Бабушка смотрит на меня внимательно и говорит:
— Полно-ка: спать надо вовремя ложиться.
— Бабушка… мы ведь тоже… умрём, да?
— Умрём… Ты бы шёл рыбу ловить…
— И папа умрёт?
— Ну, конечно же. Вот, право, какой.
— И кучер умрёт? И повар умрёт?
— Умрут, умрут.
— И ты?
— И я… Умрёшь, и положат на кладбище. Ты будешь ко мне на могилку ходить?
— Буду, — шёпотом говорю я. И, больше уже не в силах сдерживаться, прижимаюсь к ней и начинаю плакать.
Бабушка пугается. Начинает утешать меня. Говорит, что она ‘пошутила’. Но я уж теперь знаю ‘наверное’, что ‘всё кончено’.
Это была первая рана на моей душе. Она успокоилась временно. Но через много лет снова дала себя знать. В той или иной форме, с той или иной силой, но вопрос о смерти встаёт перед детской душей. И это хорошо. Пусть поплачут, зато когда-нибудь и порадуются.

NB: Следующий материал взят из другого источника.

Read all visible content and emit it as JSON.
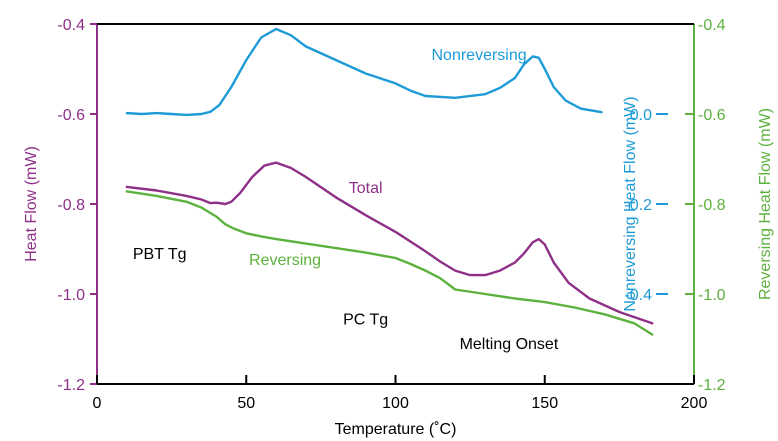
{
  "chart_data": {
    "type": "line",
    "xlabel": "Temperature (˚C)",
    "x_ticks": [
      "0",
      "50",
      "100",
      "150",
      "200"
    ],
    "xlim": [
      0,
      200
    ],
    "axes": {
      "left": {
        "label": "Heat Flow (mW)",
        "color": "#8E3088",
        "ylim": [
          -1.2,
          -0.4
        ],
        "ticks": [
          "-0.4",
          "-0.6",
          "-0.8",
          "-1.0",
          "-1.2"
        ]
      },
      "right_inner": {
        "label": "Nonreversing Heat Flow (mW)",
        "color": "#1E9BD7",
        "ylim": [
          -0.6,
          0.2
        ],
        "ticks": [
          "0.0",
          "-0.2",
          "-0.4"
        ]
      },
      "right_outer": {
        "label": "Reversing Heat Flow (mW)",
        "color": "#5DB13E",
        "ylim": [
          -1.2,
          -0.4
        ],
        "ticks": [
          "-0.4",
          "-0.6",
          "-0.8",
          "-1.0",
          "-1.2"
        ]
      }
    },
    "series": [
      {
        "name": "Nonreversing",
        "axis": "right_inner",
        "color": "#1E9BD7",
        "x": [
          10,
          15,
          20,
          25,
          30,
          35,
          38,
          41,
          45,
          50,
          55,
          60,
          65,
          70,
          80,
          90,
          100,
          105,
          110,
          120,
          130,
          135,
          140,
          143,
          146,
          148,
          150,
          153,
          157,
          162,
          169
        ],
        "y": [
          0.002,
          0.0,
          0.002,
          0.0,
          -0.002,
          0.0,
          0.005,
          0.02,
          0.06,
          0.12,
          0.17,
          0.189,
          0.175,
          0.15,
          0.12,
          0.09,
          0.068,
          0.052,
          0.04,
          0.036,
          0.044,
          0.058,
          0.08,
          0.11,
          0.128,
          0.125,
          0.1,
          0.06,
          0.03,
          0.012,
          0.004
        ]
      },
      {
        "name": "Total",
        "axis": "left",
        "color": "#8E3088",
        "x": [
          10,
          20,
          30,
          35,
          38,
          40,
          43,
          45,
          48,
          52,
          56,
          60,
          65,
          70,
          80,
          90,
          100,
          110,
          115,
          120,
          125,
          130,
          135,
          140,
          143,
          146,
          148,
          150,
          153,
          158,
          165,
          175,
          186
        ],
        "y": [
          -0.762,
          -0.77,
          -0.782,
          -0.79,
          -0.798,
          -0.797,
          -0.8,
          -0.795,
          -0.775,
          -0.74,
          -0.715,
          -0.708,
          -0.72,
          -0.74,
          -0.785,
          -0.825,
          -0.862,
          -0.905,
          -0.928,
          -0.948,
          -0.958,
          -0.958,
          -0.948,
          -0.93,
          -0.91,
          -0.885,
          -0.878,
          -0.89,
          -0.93,
          -0.975,
          -1.01,
          -1.04,
          -1.065
        ]
      },
      {
        "name": "Reversing",
        "axis": "right_outer",
        "color": "#5DB13E",
        "x": [
          10,
          20,
          30,
          35,
          40,
          43,
          46,
          50,
          55,
          60,
          70,
          80,
          90,
          100,
          105,
          110,
          115,
          120,
          130,
          140,
          150,
          160,
          170,
          180,
          186
        ],
        "y": [
          -0.772,
          -0.782,
          -0.795,
          -0.808,
          -0.828,
          -0.845,
          -0.855,
          -0.865,
          -0.872,
          -0.878,
          -0.888,
          -0.898,
          -0.908,
          -0.92,
          -0.933,
          -0.948,
          -0.965,
          -0.99,
          -1.0,
          -1.01,
          -1.018,
          -1.03,
          -1.045,
          -1.065,
          -1.09
        ]
      }
    ],
    "annotations": [
      {
        "text": "Nonreversing",
        "x": 128,
        "y_axis": "right_inner",
        "y": 0.12,
        "color": "#1E9BD7"
      },
      {
        "text": "Total",
        "x": 90,
        "y_axis": "left",
        "y": -0.775,
        "color": "#8E3088"
      },
      {
        "text": "Reversing",
        "x": 63,
        "y_axis": "left",
        "y": -0.935,
        "color": "#5DB13E"
      },
      {
        "text": "PBT Tg",
        "x": 21,
        "y_axis": "left",
        "y": -0.922,
        "color": "#000000"
      },
      {
        "text": "PC Tg",
        "x": 90,
        "y_axis": "left",
        "y": -1.068,
        "color": "#000000"
      },
      {
        "text": "Melting Onset",
        "x": 138,
        "y_axis": "left",
        "y": -1.122,
        "color": "#000000"
      }
    ]
  }
}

Смерть такой факт, что надо удивляться не тому, что люди ‘иногда’ об нём думают, а тому, что так мало думают. Казалось бы, надо или победить его верой в бессмертие, или никогда не улыбаться и не смеяться в жизни, а сидеть и ждать в ужасе конца.
А у нас ничего. Это ещё, мол, далеко: ещё целых двадцать лет проживу!
Иногда человеку говорят: ‘все мы умрём’ и ‘вы умрёте’. Ему кажется, что это не про ‘него’, что это к нему не относится.
Нет, относится, господа, ко всем относится.
Конец, после которого ничего не наступает, делает бессмысленным всё, что было перед этим концом. И если вы не умом, а всем существом своим чувствуете, что то, что зовётся жизнью, — не бессмыслица, то вы должны почувствовать также другое: никакого конца и нет. А есть новое бытие в новых формах.
Зелёная трава и горячее солнце — это навсегда.
Навсегда — вот радостное, великое слово, которое одно может успокоить человеческую душу.